2) North America sales
-Sales for the Company’s North America segment decreased by 14.7% in the fiscal year ended December 31, 2019 to USD 1,641.7 million. The decreased sales in North America were primarily due to decreased volumes and product mix, as well as the divestiture of the anti-vibration systems business. Foreign currency exchange effects also decreased sales in North America slightly.

3) Europe sales
-Sales in the Europe segment in the fiscal year ended December 31, 2019 totaled USD 868.2 million, a decrease of 15.7% from the previous year. The combined effect of decreased sales volumes, negative foreign currency translation effects and the divestiture of the anti-vibration systems business caused the decrease in sales.

4) Asia Pacific sales
-The Company’s Asia Pacific segment had sales of USD 504.0 million in the fiscal year ended December 31, 2019, decreasing 11.8% from the previous year. The segment’s had a net increase in sales from acquisitions and divestitures. However, this was offset by decreased sales from decreased volumes and negative foreign currency exchange effects.

5) South America sales
-The South America segment’s sales decreased by 3.6% in the fiscal year ended December 31, 2019 to USD 94.5 million. While the segment had increased in sales due to improved volumes and product mix, negative foreign currency exchange effects offset those gains.

Restructuring

-The Company has completed the divestiture of its anti-vibration systems (AVS) business to Continental AG. The total sale price of the transaction was USD 265.5 million, subject to certain adjustments. The divested AVS business has approximately 1,000 employees and offers a comprehensive portfolio of anti-vibration systems, technologies and products to automotive OEMs that mitigate vehicle NVH (noise, vibration and harshness), and enhance ride and handling. The Company will work closely with Continental AG to ensure a smooth transition for all stakeholders. (From a press release on April 1, 2019)

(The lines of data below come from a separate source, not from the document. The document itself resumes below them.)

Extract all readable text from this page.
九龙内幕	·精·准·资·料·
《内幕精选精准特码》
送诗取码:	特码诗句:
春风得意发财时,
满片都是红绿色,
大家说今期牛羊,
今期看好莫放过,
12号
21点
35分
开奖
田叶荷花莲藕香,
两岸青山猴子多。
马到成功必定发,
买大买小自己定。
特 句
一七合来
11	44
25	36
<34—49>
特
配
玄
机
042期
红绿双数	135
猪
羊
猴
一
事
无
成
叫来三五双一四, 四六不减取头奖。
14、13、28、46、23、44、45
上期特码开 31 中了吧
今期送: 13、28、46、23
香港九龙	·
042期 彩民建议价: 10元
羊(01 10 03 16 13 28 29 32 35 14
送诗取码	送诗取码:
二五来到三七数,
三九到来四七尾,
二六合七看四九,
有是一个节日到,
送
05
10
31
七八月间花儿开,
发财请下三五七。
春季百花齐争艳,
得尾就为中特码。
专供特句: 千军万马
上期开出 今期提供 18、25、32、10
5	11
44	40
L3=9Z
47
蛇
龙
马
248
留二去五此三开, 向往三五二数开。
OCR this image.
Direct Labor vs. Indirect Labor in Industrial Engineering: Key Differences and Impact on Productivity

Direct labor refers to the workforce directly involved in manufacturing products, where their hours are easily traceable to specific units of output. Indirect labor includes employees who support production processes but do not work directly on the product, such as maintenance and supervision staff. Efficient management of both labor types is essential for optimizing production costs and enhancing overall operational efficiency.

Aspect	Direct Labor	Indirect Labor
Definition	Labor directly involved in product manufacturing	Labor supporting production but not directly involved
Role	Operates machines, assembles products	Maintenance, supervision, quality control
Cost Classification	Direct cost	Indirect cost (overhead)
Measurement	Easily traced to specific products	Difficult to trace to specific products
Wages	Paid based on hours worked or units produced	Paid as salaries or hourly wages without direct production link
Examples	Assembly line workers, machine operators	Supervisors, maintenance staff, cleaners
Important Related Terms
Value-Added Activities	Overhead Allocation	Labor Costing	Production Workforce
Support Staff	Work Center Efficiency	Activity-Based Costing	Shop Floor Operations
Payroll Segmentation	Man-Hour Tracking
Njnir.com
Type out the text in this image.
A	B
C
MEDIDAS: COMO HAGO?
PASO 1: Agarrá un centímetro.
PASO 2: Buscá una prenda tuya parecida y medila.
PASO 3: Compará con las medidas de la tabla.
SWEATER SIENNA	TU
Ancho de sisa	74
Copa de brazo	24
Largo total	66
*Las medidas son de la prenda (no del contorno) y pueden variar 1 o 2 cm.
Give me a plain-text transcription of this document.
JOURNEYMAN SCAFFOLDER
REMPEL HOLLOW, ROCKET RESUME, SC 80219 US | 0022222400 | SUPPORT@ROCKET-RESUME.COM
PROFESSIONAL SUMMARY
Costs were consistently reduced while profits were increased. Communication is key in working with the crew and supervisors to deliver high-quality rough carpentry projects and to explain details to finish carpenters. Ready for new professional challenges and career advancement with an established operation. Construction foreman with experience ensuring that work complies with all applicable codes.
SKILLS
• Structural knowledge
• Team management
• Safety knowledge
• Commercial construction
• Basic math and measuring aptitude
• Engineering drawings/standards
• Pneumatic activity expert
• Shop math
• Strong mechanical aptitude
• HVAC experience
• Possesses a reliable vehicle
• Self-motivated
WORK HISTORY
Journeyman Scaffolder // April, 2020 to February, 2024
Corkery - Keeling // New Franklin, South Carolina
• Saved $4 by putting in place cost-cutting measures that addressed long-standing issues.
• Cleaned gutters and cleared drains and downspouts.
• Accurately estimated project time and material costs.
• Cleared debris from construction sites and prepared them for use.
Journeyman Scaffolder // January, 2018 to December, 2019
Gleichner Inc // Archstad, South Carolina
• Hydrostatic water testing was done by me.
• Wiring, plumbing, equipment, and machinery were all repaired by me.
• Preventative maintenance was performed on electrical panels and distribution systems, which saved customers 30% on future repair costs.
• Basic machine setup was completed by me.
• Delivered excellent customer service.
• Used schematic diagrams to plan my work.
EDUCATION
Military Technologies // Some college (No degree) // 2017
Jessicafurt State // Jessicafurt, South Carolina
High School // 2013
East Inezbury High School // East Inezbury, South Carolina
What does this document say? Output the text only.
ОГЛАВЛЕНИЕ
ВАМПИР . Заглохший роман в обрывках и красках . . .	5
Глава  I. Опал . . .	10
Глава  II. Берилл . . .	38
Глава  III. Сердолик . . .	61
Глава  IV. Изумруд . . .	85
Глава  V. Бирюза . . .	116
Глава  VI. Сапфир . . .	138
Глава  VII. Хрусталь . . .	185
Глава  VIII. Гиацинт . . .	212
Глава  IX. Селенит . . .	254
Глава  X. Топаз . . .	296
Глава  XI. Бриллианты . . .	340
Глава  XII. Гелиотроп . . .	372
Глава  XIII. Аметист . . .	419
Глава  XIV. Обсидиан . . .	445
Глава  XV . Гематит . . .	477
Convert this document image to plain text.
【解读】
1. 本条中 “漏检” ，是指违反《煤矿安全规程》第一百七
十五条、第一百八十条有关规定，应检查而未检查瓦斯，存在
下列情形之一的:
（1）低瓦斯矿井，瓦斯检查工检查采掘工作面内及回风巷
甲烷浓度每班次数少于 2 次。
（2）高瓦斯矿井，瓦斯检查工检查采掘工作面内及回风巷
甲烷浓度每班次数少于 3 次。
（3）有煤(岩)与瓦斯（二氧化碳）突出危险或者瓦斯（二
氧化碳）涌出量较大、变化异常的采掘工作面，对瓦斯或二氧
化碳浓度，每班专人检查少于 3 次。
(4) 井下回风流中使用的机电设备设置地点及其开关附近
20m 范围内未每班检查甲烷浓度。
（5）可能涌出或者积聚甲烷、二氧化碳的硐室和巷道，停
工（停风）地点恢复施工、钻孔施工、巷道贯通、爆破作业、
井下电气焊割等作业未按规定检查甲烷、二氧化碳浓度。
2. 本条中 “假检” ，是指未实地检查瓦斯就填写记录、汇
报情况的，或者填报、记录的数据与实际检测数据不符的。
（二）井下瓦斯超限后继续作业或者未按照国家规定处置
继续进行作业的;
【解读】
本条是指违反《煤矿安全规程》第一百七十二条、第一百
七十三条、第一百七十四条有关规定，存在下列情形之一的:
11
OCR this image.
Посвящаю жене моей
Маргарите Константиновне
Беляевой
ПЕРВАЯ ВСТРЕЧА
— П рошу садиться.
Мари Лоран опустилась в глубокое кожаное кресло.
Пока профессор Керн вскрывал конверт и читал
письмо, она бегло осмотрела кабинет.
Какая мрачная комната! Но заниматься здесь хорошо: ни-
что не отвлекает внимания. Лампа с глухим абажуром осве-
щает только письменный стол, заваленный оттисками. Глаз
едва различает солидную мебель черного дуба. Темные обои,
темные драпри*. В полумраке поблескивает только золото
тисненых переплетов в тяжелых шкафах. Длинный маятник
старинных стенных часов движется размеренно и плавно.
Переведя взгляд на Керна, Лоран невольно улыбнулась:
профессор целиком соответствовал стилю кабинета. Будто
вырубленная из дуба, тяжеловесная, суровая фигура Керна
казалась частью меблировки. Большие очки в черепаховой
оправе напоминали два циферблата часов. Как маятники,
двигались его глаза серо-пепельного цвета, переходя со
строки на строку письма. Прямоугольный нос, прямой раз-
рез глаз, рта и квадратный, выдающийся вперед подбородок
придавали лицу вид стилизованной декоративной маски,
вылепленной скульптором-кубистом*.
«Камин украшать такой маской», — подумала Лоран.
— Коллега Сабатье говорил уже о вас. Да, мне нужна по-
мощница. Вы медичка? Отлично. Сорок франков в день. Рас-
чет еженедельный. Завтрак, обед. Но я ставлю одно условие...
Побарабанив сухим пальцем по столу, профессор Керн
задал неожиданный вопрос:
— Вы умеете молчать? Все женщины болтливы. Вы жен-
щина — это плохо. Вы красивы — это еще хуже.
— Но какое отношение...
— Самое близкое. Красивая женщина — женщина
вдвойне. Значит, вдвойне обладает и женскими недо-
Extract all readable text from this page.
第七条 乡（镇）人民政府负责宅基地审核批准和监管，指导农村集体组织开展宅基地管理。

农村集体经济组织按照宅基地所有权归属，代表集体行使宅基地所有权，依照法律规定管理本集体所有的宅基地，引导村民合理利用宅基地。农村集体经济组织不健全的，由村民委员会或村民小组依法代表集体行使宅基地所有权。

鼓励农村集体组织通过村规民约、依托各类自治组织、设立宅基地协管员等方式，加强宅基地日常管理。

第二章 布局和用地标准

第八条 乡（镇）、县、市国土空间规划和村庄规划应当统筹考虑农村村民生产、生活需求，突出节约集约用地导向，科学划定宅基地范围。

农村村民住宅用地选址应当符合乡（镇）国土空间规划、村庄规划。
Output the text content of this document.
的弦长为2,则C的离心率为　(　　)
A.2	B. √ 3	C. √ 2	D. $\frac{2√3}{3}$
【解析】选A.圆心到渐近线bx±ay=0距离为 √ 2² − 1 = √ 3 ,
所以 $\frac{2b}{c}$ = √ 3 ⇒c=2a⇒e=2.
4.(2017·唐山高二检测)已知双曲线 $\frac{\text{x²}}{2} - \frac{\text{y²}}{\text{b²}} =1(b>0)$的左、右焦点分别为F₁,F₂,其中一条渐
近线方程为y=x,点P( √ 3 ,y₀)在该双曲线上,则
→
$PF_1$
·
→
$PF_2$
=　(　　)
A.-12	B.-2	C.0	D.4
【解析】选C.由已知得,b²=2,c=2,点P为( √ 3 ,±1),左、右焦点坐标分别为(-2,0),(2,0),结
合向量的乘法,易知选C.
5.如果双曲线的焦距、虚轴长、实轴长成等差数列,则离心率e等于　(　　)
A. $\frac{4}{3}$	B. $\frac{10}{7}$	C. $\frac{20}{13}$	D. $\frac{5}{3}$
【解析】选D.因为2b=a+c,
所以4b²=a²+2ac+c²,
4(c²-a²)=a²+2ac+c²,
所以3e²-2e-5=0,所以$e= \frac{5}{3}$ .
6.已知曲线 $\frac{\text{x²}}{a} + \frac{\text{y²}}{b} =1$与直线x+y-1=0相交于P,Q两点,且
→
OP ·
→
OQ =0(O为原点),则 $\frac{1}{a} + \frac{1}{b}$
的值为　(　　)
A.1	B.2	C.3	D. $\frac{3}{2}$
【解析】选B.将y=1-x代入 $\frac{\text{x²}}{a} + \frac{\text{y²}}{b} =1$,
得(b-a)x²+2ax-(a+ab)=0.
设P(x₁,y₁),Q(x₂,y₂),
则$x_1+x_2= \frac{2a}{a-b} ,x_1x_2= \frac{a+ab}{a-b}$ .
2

-Continental received unconditional approval from all relevant antitrust authorities for the acquisition of the Anti-Vibration Systems (AVS) business of the Company. Continental will close the acquisition of the Company’s AVS business as planned in the first half of the year. The acquisition of the AVS business was agreed on November 1, 2018. The Company’s AVS unit runs five production sites including R&D facilities in Canada, France, India and the U.S. and has a workforce of approximately 1,000 employees. The AVS business brings extensive expertise in vibration control technology and sound insulation and will enhance Continental’s capabilities in these fields. The unit develops global anti-vibration solutions that mitigate noise, vibration and harshness in vehicles and thus improve suspension comfort and handling. (From a press release on March 5, 2019)

Contracts

-The Company announced that it will supply the 2020 Ford Explorer with various sealing and fluid transfer systems. These will include a static sealing system utilizing the Company’s Fortrex material, engine cooling hose assemblies with e-motor and battery cooling systems; and transmission oil cooler hose assemblies. (From a press release on January 14, 2019)

Awards

-General Motors awarded the Company with a GM Supplier of the Year award during its awards ceremony held on May 15, 2019. This marks the second consecutive year in which the Company has received the award. The award is given based on criteria in product purchasing, global purchasing and manufacturing services, customer care and aftersales, and logistics. (From a press release on May 17, 2019)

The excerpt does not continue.